Her first project was sewing a doll of Billy Batts from “Goodfellas,” who is killed early in the movie and isn’t a major character. Gordon said she generally picks “side characters” for her plush creatures.

She sews by hand and likes working with felt because it doesn’t unravel.

Gordon’s father passed away about 10 years ago and one of his favorite movies was “Jaws.”

“I don’t remember a time when my dad and I weren’t going to that movie together,” she said. “My husband and I watch it every Fourth of July because, in the movie, they close the beaches on the Fourth of July.”

So, one of her early projects was making replicas of Chief Brody, Matt Hooper, mayor Matt Vaughn and Quint from “Jaws.”

When she posted online that her “Jaws” collection was complete, her burgeoning fan club was quick to react.

“They were like, ‘No, it’s not,” Gordon said.

She hadn’t made a shark. That’s an upcoming project.

Gordon has branched out to TV, making plushies from programs including “Twin Peaks,” “Barry” and “Arrested Development.”

Pres. Joe Biden’s inauguration was an inspiration, resulting in an inaugural poet Amanda Gorman plushie and a mittened Sen. Bernie Sanders.

She said she sews all the time – into the night, up at 5:30 a.m. before work and on her breaks at Vermont Teddy Bear.

“My husband found felt in his dinner,” Gordon said.

Practice for mathletes

As a physics and math tutor, what Shari Bell, of Charlotte, does for a living has not changed that much. Her method, though, is a different story.

In the spring when the pandemic hit, Bell suddenly didn’t have many students to tutor, but that began to change as some students realized they needed help with remote learning.

Bell said some of the students are having difficulty with classes changing to fewer but more concentrated subjects per semester at Champlain Valley Union High School.
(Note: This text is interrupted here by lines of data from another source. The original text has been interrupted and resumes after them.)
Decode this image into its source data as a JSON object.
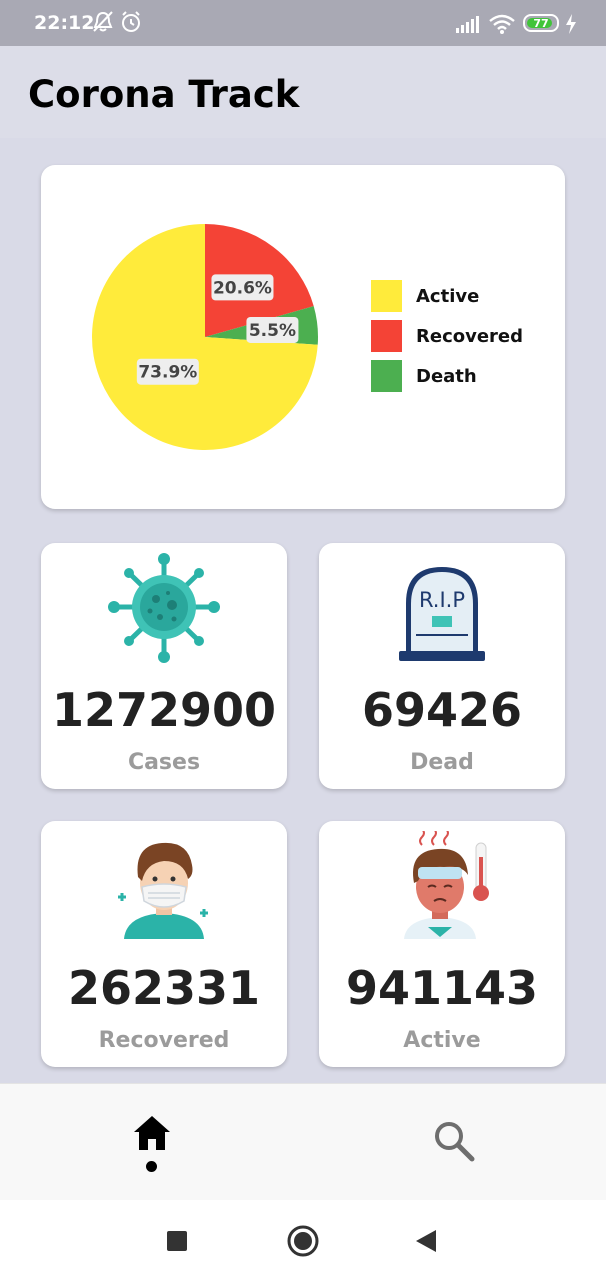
{
  "status_bar": {
    "time": "22:12",
    "battery": "77",
    "icons": [
      "muted-bell-icon",
      "alarm-icon",
      "signal-icon",
      "wifi-icon",
      "battery-icon",
      "charging-icon"
    ]
  },
  "app": {
    "title": "Corona Track"
  },
  "chart_data": {
    "type": "pie",
    "slices": [
      {
        "label": "Active",
        "value": 73.9,
        "display": "73.9%",
        "color": "#ffeb3b"
      },
      {
        "label": "Recovered",
        "value": 20.6,
        "display": "20.6%",
        "color": "#f44336"
      },
      {
        "label": "Death",
        "value": 5.5,
        "display": "5.5%",
        "color": "#4caf50"
      }
    ],
    "legend": [
      "Active",
      "Recovered",
      "Death"
    ],
    "legend_position": "right"
  },
  "stats": [
    {
      "value": "1272900",
      "label": "Cases",
      "icon": "virus-icon"
    },
    {
      "value": "69426",
      "label": "Dead",
      "icon": "tombstone-icon",
      "icon_text": "R.I.P"
    },
    {
      "value": "262331",
      "label": "Recovered",
      "icon": "masked-person-icon"
    },
    {
      "value": "941143",
      "label": "Active",
      "icon": "sick-person-icon"
    }
  ],
  "bottom_nav": {
    "items": [
      {
        "icon": "home-icon",
        "selected": true
      },
      {
        "icon": "search-icon",
        "selected": false
      }
    ]
  },
  "system_nav": [
    "recents-square-icon",
    "home-circle-icon",
    "back-triangle-icon"
  ]
}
Most students are taking three subjects a semester and many of these subjects are taught for just half the year when, before COVID, they were taught for the full year.

“A student taking Algebra 1 this fall won’t have Algebra 2 until next fall, so they have spring and summer to forget what they have learned,” Bell said.
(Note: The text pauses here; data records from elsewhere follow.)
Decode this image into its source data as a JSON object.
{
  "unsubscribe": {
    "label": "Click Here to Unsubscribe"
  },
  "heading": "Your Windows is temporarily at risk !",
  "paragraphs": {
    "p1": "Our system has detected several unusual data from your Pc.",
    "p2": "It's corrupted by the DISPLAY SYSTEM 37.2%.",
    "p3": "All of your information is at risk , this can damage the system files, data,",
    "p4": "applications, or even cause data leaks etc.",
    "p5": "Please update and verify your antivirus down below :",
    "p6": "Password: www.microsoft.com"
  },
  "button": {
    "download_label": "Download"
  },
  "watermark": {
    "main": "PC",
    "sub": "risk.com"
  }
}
She sees some students online once a week, practicing with them to help reinforce what they’ve learned until they have that subject again.
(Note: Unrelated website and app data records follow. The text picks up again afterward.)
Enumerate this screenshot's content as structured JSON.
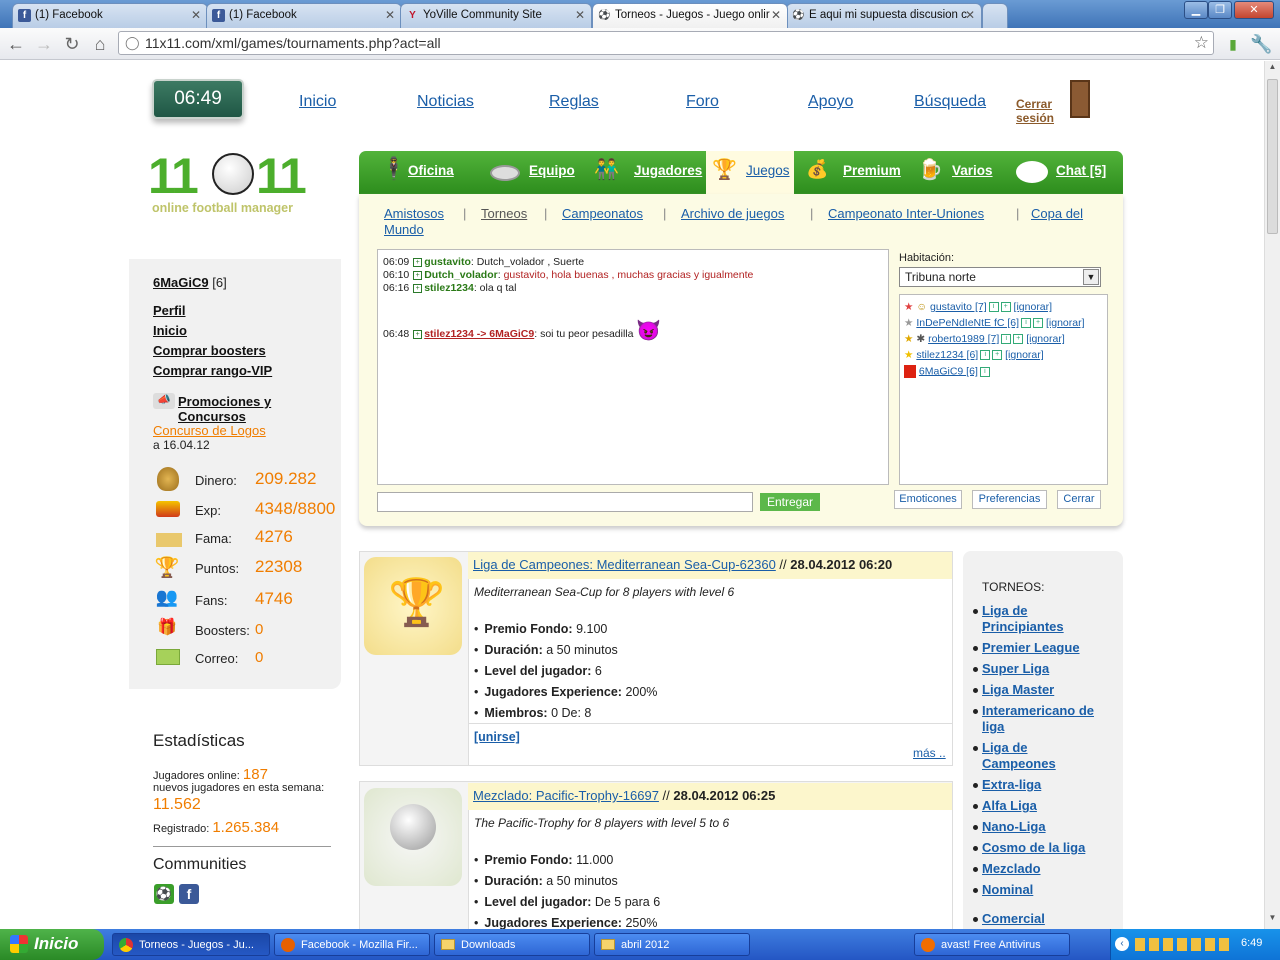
{
  "browser": {
    "tabs": [
      {
        "label": "(1) Facebook",
        "icon": "facebook-icon",
        "color": "#3b5998"
      },
      {
        "label": "(1) Facebook",
        "icon": "facebook-icon",
        "color": "#3b5998"
      },
      {
        "label": "YoVille Community Site",
        "icon": "yoville-icon",
        "color": "#c0152a"
      },
      {
        "label": "Torneos - Juegos - Juego onlir",
        "icon": "soccer-ball-icon",
        "color": "#000000"
      },
      {
        "label": "E aqui mi supuesta discusion c",
        "icon": "soccer-ball-icon",
        "color": "#000000"
      }
    ],
    "url": "11x11.com/xml/games/tournaments.php?act=all"
  },
  "header": {
    "clock": "06:49",
    "nav": [
      "Inicio",
      "Noticias",
      "Reglas",
      "Foro",
      "Apoyo",
      "Búsqueda"
    ],
    "logout": "Cerrar sesión",
    "logo_number_left": "11",
    "logo_number_right": "11",
    "logo_subtitle": "online football manager"
  },
  "sidebar": {
    "user": "6MaGiC9",
    "level": "[6]",
    "links": [
      "Perfil",
      "Inicio",
      "Comprar boosters",
      "Comprar rango-VIP"
    ],
    "promo": "Promociones y Concursos",
    "contest_link": "Concurso de Logos",
    "contest_date": "a 16.04.12",
    "stats": [
      {
        "label": "Dinero:",
        "value": "209.282",
        "icon": "money-bag-icon"
      },
      {
        "label": "Exp:",
        "value": "4348/8800",
        "icon": "exp-bars-icon"
      },
      {
        "label": "Fama:",
        "value": "4276",
        "icon": "podium-icon"
      },
      {
        "label": "Puntos:",
        "value": "22308",
        "icon": "trophy-icon"
      },
      {
        "label": "Fans:",
        "value": "4746",
        "icon": "fans-icon"
      },
      {
        "label": "Boosters:",
        "value": "0",
        "icon": "gift-icon"
      },
      {
        "label": "Correo:",
        "value": "0",
        "icon": "envelope-icon"
      }
    ],
    "estadisticas": {
      "title": "Estadísticas",
      "online_label": "Jugadores online:",
      "online_value": "187",
      "new_label": "nuevos jugadores en esta semana:",
      "new_value": "11.562",
      "reg_label": "Registrado:",
      "reg_value": "1.265.384"
    },
    "communities": "Communities"
  },
  "menu": {
    "items": [
      {
        "label": "Oficina",
        "icon": "manager-icon"
      },
      {
        "label": "Equipo",
        "icon": "stadium-icon"
      },
      {
        "label": "Jugadores",
        "icon": "players-icon"
      },
      {
        "label": "Juegos",
        "icon": "trophy-ball-icon"
      },
      {
        "label": "Premium",
        "icon": "premium-icon"
      },
      {
        "label": "Varios",
        "icon": "beer-icon"
      },
      {
        "label": "Chat [5]",
        "icon": "chat-bubble-icon"
      }
    ],
    "subtabs": [
      "Amistosos",
      "Torneos",
      "Campeonatos",
      "Archivo de juegos",
      "Campeonato Inter-Uniones",
      "Copa del",
      "Mundo"
    ]
  },
  "chat": {
    "messages": [
      {
        "time": "06:09",
        "user": "gustavito",
        "text": "Dutch_volador , Suerte",
        "red": false
      },
      {
        "time": "06:10",
        "user": "Dutch_volador",
        "text": "gustavito, hola buenas , muchas gracias y igualmente",
        "red": true
      },
      {
        "time": "06:16",
        "user": "stilez1234",
        "text": "ola q tal",
        "red": false
      },
      {
        "time": "06:48",
        "user": "stilez1234 -> 6MaGiC9",
        "text": "soi tu peor pesadilla",
        "red": false
      }
    ],
    "room_label": "Habitación:",
    "room_value": "Tribuna norte",
    "users": [
      {
        "name": "gustavito [7]",
        "ignore": "[ignorar]"
      },
      {
        "name": "InDePeNdIeNtE fC [6]",
        "ignore": "[ignorar]"
      },
      {
        "name": "roberto1989 [7]",
        "ignore": "[ignorar]"
      },
      {
        "name": "stilez1234 [6]",
        "ignore": "[ignorar]"
      },
      {
        "name": "6MaGiC9 [6]",
        "ignore": ""
      }
    ],
    "send": "Entregar",
    "buttons": [
      "Emoticones",
      "Preferencias",
      "Cerrar"
    ]
  },
  "tournaments": [
    {
      "title": "Liga de Campeones: Mediterranean Sea-Cup-62360",
      "date": "28.04.2012 06:20",
      "desc": "Mediterranean Sea-Cup for 8 players with level 6",
      "items": [
        {
          "k": "Premio Fondo:",
          "v": "9.100"
        },
        {
          "k": "Duración:",
          "v": "a 50 minutos"
        },
        {
          "k": "Level del jugador:",
          "v": "6"
        },
        {
          "k": "Jugadores Experience:",
          "v": "200%"
        },
        {
          "k": "Miembros:",
          "v": "0 De: 8"
        }
      ],
      "join": "[unirse]",
      "more": "más .."
    },
    {
      "title": "Mezclado: Pacific-Trophy-16697",
      "date": "28.04.2012 06:25",
      "desc": "The Pacific-Trophy for 8 players with level 5 to 6",
      "items": [
        {
          "k": "Premio Fondo:",
          "v": "11.000"
        },
        {
          "k": "Duración:",
          "v": "a 50 minutos"
        },
        {
          "k": "Level del jugador:",
          "v": "De 5 para 6"
        },
        {
          "k": "Jugadores Experience:",
          "v": "250%"
        }
      ]
    }
  ],
  "torneos": {
    "title": "TORNEOS:",
    "links": [
      "Liga de Principiantes",
      "Premier League",
      "Super Liga",
      "Liga Master",
      "Interamericano de liga",
      "Liga de Campeones",
      "Extra-liga",
      "Alfa Liga",
      "Nano-Liga",
      "Cosmo de la liga",
      "Mezclado",
      "Nominal",
      "Comercial"
    ]
  },
  "taskbar": {
    "start": "Inicio",
    "items": [
      "Torneos - Juegos - Ju...",
      "Facebook - Mozilla Fir...",
      "Downloads",
      "abril 2012",
      "avast! Free Antivirus"
    ],
    "time": "6:49"
  },
  "colors": {
    "green": "#3a9e2a",
    "orange": "#f07d00",
    "link": "#1a5ea8"
  }
}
Then there are a few students who just can’t manage online learning. “There are some students for which that set up is just not working,” Bell said.

Students who can’t seem to learn online she tutors in-person.

For these few, tutoring either takes place masked, 6-feet apart at their home or in an empty room at Rice Memorial High School.

“The governor has supported doing what needs to be done to educate students,” Bell said.

From outdoor trims to online DIY haircuts

Creative problem solving has been Willow B. Gordon’s forte during the quarantine.

Gordon, of South Burlington, was working at a big, busy salon in Burlington when the coronavirus hit. She said she didn’t feel comfortable going back to such a busy space when it reopened.

For a few months, she wasn’t sure what to do, then came up with the solution of making house calls to cut hair.

But she didn’t go into houses. She took a chair, her kit of hair cutting implements and cut hair on people’s decks, patios or gardens all over this part of the state, Gordon said.

A couple of times she cut hair in Oakledge Park and a couple of times in the community garden in Essex.

Gordon said, “It was great actually. I loved it.”

She didn’t come up with this solution until summer and started making house calls July 1. Gordon said she wishes she’d thought of it sooner.

She continued cutting hair outdoors into November.

“My clients and I thought we might be able to tough it out through the winter, but that was just wishful thinking,” Gordon said.

She opened a one-person salon, willowbstylist, on Shelburne Road near the Dutch Mill Family Restaurant.

Some clients don’t feel comfortable coming to this space. For those, she turns to Zoom haircut tutorials, watches clients online as they cut their own hair.

Gordon guides them, step by step, through the process.

She said, “That is awesome and so empowering for the client because they just cut their hair. But I’m right there with them, guiding them through it.”